De kantonrechter zal aan [verweerster] ten laste van De Groene Engel een transitievergoeding toekennen van € 8.621,34 bruto, te vermeerderen met wettelijke rente zoals in het dictum vermeld
3.18.
[verweerster] heeft verzocht in het geval van ontbinding van de arbeidsovereenkomst aan haar een billijke vergoeding toe te kennen. Zij stelt als gevolg van het ontbreken van voldoende zorg aan de zijde van De Groene Engel arbeidsongeschikt te zijn geraakt en is daardoor ook de arbeidsovereenkomst verstoord geraakt.
De reden dat de arbeidsovereenkomst wordt ontbonden is niet gelegen in het verstoord raken van de arbeidsrelatie, maar in het wegens bedrijfseconomische redenen vervallen van de functie van [verweerster] en het niet bestaan van een herplaatsingsmogelijkheid. In zoverre ontbreekt een feitelijke grondslag voor het verzoek van [verweerster] .

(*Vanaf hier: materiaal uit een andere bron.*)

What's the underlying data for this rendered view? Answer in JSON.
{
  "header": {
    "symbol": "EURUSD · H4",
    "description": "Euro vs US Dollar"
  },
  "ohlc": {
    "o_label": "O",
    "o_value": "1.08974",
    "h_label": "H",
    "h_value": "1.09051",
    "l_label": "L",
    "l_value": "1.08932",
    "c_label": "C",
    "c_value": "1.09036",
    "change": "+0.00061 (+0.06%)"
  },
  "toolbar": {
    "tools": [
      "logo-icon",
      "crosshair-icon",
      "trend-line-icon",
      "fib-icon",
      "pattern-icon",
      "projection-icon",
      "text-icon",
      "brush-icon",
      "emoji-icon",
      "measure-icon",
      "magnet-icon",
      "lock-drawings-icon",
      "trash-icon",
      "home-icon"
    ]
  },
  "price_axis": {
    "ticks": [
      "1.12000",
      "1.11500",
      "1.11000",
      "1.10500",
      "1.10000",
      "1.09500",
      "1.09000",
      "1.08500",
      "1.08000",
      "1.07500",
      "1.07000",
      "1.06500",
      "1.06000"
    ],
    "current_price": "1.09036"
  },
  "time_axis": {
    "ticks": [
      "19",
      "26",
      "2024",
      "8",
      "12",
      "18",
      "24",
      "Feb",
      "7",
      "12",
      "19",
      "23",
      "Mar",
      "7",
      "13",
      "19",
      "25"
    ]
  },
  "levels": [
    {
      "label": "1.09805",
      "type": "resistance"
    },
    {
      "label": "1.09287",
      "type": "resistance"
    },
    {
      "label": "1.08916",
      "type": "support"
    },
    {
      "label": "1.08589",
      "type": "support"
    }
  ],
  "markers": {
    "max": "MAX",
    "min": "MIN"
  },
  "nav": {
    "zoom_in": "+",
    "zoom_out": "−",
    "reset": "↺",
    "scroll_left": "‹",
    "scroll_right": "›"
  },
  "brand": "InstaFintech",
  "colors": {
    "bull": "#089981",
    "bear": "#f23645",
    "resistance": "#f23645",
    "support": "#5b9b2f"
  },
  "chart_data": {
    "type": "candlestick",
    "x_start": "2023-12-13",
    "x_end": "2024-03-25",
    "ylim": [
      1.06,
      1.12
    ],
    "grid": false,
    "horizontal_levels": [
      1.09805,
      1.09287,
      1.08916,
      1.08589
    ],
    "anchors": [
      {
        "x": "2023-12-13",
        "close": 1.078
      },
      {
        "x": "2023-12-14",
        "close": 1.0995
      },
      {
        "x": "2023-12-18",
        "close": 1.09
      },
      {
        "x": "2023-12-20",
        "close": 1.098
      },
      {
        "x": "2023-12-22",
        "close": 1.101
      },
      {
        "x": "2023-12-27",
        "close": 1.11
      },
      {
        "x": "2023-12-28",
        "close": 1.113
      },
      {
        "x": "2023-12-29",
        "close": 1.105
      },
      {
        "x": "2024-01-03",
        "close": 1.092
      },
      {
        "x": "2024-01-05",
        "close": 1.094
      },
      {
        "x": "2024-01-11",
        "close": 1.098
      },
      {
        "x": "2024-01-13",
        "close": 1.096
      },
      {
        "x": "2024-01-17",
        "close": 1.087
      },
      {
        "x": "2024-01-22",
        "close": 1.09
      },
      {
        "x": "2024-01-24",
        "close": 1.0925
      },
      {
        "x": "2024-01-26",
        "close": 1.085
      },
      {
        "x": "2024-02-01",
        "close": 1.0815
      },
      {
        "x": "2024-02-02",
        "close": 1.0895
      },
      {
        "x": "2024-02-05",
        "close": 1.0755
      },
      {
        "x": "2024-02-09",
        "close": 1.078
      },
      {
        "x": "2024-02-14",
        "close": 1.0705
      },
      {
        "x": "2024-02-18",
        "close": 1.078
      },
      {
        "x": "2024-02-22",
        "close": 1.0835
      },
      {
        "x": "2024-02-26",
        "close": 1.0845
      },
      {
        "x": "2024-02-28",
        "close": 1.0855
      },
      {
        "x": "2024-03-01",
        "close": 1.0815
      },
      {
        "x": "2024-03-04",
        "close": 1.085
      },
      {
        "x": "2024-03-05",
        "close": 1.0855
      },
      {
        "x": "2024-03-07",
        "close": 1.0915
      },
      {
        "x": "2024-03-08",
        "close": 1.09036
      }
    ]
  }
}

De Groene Engel heeft onder randnummer 8 van de pleitaantekeningen van mr. In ’t Hout voldoende gemotiveerd betwist dat het
ernstigaan haar te wijten is dat [verweerster] met een burn-out is uitgevallen en het doen of laten van De Groene Engel daarvan dé oorzaak is. [verweerster] heeft ter zake geen, althans een onvoldoende concreet bewijsaanbod gedaan, zodat de kantonrechter hieraan voorbijgaat.
3.19.
[verweerster] heeft tevens verzocht in geval van een ontbinding te bepalen dat [verweerster] tot het einde van haar dienstverband nog aanspraak kan maken op het scholingsbudget van
€ 1.000,--. Tegen dit nevenverzoek heeft De Groene Engel geen afzonderlijk verweer gevoerd. Dit verzoek zal de kantonrechter toewijzen in de vorm van een verklaring voor recht, met dien verstande dat voor zover op de laatste dag van het dienstverband nog een budget resteert dit conform artikel 6:5 lid 6 van de cao kunsteducatie vervalt.
3.20.
De kantonrechter zal gelet op de aard van de relatie en de uitkomst van de procedure de proceskosten tussen partijen compenseren, in die zin dat iedere partij de eigen kosten draagt.

4.De beslissing

De kantonrechter:
4.1.
ontbindt de arbeidsovereenkomst tussen partijen met ingang van 1 november 2021;
4.2.
veroordeelt De Groene Engel aan [verweerster] een transitievergoeding te betalen van
€ 8.621,34 bruto, door De Groene Engel uiterlijk te voldoen vóór 1 december 2021, en voor zover dat niet het geval is, te vermeerderen met de wettelijke rente vanaf 1 december 2021 tot aan de dag van voldoening;
4.3.
verklaart voor recht dat [verweerster] met inachtneming van overweging 3.19. tot het einde van het dienstverband conform de cao kunsteducatie nog aanspraak kan maken op een scholingsbudget van € 1.000,--;
4.4.
compenseert de kosten tussen partijen in die zin dat iedere partij de eigen kosten draagt;
4.5.
verklaart deze beschikking ten aanzien van de te betalen transitievergoeding uitvoerbaar bij voorraad;
4.6.
wijst het meer of anders verzochte af.
Deze beschikking is gegeven door mr. M.H. Kobussen, kantonrechter, en op 14 september 2021 in het openbaar uitgesproken door mr. J.A.M. van den Berk.